Baldiges Ende der ISS Nasa vergibt Millionenaufträge für neue Raumstationen

Die Internationale Raumstation ISS hat demnächst ausgedient. Nun lässt die Nasa mehrere Unternehmen an alternativen Raumstationen arbeiten – für eine kommerzielle Nutzung im All.
Astronaut der Raumstation ISS auf »Spaziergang«

Astronaut der Raumstation ISS auf »Spaziergang«

Foto: Nasa/Reuters

Mit Blick auf ein mögliches Ende der Internationalen Raumstation ISS hat die US-Raumfahrtbehörde Nasa mehrere Firmen mit der Entwicklung neuer Raumstationen beauftragt, darunter auch die Firma Blue Origin von Amazon-Gründer Jeff Bezos. Blue Origin erhalte dafür 130 Millionen Dollar (etwa 115 Millionen Euro), die Luft- und Raumfahrtfirma Nanoracks aus Texas 160 Millionen Dollar und das Verteidigungsunternehmen Northrop Grumman aus Virginia 125,6 Millionen Dollar, teilte die Nasa mit.

Die Nasa arbeite mit US-Firmen zusammen, um Raumfahrt-Destinationen zu entwickeln, in denen Menschen leben und arbeiten könnten, sagte Nasa-Chef Bill Nelson. Dafür soll die Internationale Raumstation ISS, die gegen Ende des Jahrzehnts wohl außer Dienst geht, durch eine kommerzielle Lösung ersetzt werden.

Blue Origin hatte erst vor wenigen Wochen mitgeteilt, an einer eigenen Raumstation namens »Orbital Reef« zu arbeiten – gemeinsam mit mehreren Partnern, darunter auch Boeing. Die bislang größte und langlebigste Raumstation ist die von der Nasa gemeinsam mit zahlreichen Partnerbehörden aus aller Welt betriebene ISS, die seit 2000 dauerhaft von wechselnden Astronauten bewohnt wird. Bis wann diese noch in Betrieb bleibt, ist noch nicht endgültig geklärt. Eine offizielle Entscheidung zum Weiterbetrieb nach 2024 steht noch aus. Auch Russland will eine eigene Raumstation bauen.

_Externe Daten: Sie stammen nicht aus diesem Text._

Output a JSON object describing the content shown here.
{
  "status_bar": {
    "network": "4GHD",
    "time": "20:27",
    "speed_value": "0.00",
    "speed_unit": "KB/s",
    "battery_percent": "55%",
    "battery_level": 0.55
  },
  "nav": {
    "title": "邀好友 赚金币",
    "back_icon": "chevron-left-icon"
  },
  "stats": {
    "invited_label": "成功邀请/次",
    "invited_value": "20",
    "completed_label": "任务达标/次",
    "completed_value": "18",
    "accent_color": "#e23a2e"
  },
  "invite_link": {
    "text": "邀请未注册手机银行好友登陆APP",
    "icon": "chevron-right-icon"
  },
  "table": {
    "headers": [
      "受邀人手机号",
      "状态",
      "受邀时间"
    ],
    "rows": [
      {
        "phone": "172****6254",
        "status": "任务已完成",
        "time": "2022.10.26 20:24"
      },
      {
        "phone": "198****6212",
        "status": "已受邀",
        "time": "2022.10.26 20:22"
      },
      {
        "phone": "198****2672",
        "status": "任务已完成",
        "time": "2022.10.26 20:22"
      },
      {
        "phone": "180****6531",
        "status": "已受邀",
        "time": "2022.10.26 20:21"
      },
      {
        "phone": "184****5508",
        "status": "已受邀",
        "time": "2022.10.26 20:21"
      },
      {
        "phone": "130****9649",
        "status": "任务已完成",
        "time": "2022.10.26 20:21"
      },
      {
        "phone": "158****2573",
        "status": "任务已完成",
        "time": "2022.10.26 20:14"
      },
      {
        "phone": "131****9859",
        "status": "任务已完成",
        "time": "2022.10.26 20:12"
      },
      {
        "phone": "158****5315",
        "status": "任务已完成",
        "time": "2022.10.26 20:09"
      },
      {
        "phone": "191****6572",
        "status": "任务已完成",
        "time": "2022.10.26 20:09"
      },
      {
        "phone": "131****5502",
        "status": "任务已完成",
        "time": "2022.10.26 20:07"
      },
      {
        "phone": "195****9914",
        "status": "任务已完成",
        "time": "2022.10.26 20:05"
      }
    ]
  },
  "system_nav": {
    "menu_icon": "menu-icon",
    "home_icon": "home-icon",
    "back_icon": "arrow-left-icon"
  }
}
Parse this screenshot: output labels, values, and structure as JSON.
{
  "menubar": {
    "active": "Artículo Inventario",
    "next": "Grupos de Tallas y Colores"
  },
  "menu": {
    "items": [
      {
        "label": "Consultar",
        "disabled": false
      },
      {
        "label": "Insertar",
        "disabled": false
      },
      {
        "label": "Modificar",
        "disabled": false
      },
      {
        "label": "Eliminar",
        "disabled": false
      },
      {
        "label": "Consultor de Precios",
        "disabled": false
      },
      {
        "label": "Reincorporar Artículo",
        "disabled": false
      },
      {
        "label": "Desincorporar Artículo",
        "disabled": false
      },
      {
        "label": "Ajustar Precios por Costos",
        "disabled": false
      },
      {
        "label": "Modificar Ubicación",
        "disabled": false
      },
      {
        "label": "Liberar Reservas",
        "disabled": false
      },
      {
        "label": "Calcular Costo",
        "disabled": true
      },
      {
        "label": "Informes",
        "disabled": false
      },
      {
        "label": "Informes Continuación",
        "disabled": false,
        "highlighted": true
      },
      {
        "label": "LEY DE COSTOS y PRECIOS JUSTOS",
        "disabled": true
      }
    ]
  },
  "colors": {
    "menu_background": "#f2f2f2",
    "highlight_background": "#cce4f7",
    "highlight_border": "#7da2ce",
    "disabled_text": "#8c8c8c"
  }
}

»Gewerbegebiet im Weltraum«

Die Nasa hatte zuvor schon der Firma Axiom Space einen Auftrag in Höhe von 140 Millionen Dollar erteilt. Die Aufträge »werden dazu beitragen, dass die Vereinigten Staaten eine kontinuierliche menschliche Präsenz im erdnahen Orbit haben«, sagte Phil McAlister, Nasa-Direktor für kommerzielle Raumfahrt.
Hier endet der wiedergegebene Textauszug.